I am editing the question for clarity.
I created a class in a module that imports MySQLdb. I have found that MySQLdb will raise an Exception if the table the user passes to my class does not exist. I am catching that exception, and passing a new one to the client. But even if the client catches my exception, the program still terminates. I have also tried passing to the client the same Exception MySQLdb is giving my class.

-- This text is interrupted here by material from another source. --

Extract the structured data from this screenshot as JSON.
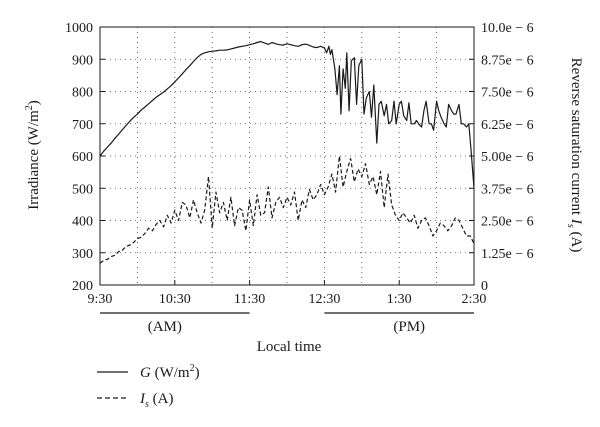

Since the client will be calling my method in a loop, passing in various table names, I don't want the program to choke if the table name is bad. I'd like the client's iterations to continue to the next valid table name. Here is a snippet (tableName is an arg pass in to the method):
In my class/module:
self.tableName = tableName
try:
self.cursor.execute("select * from " + self.tableName + ";") #Will raise Exception if the table does not exist.
except:
raise MyException("\n*** " + self.tableName + " does not exist. ***")
In the client:
tables = ["BadTableName", "GoodTableNameA", "GoodTableNameB","GoodTableNameC"]
try:
for table in tables:
my_method(table) #Exception message gets passed in with BadTableName, but the program ends. Subsequest iterations of this loop never happen
except Exception, e:
print e
I would like the client to continue even after calling my_method(BadTableName).
By the way, my_method() is part of a class defined in its own module which the client is importing.
Thank you.
MyExceptioninherit fromException, or something else? Which version of Python are you on?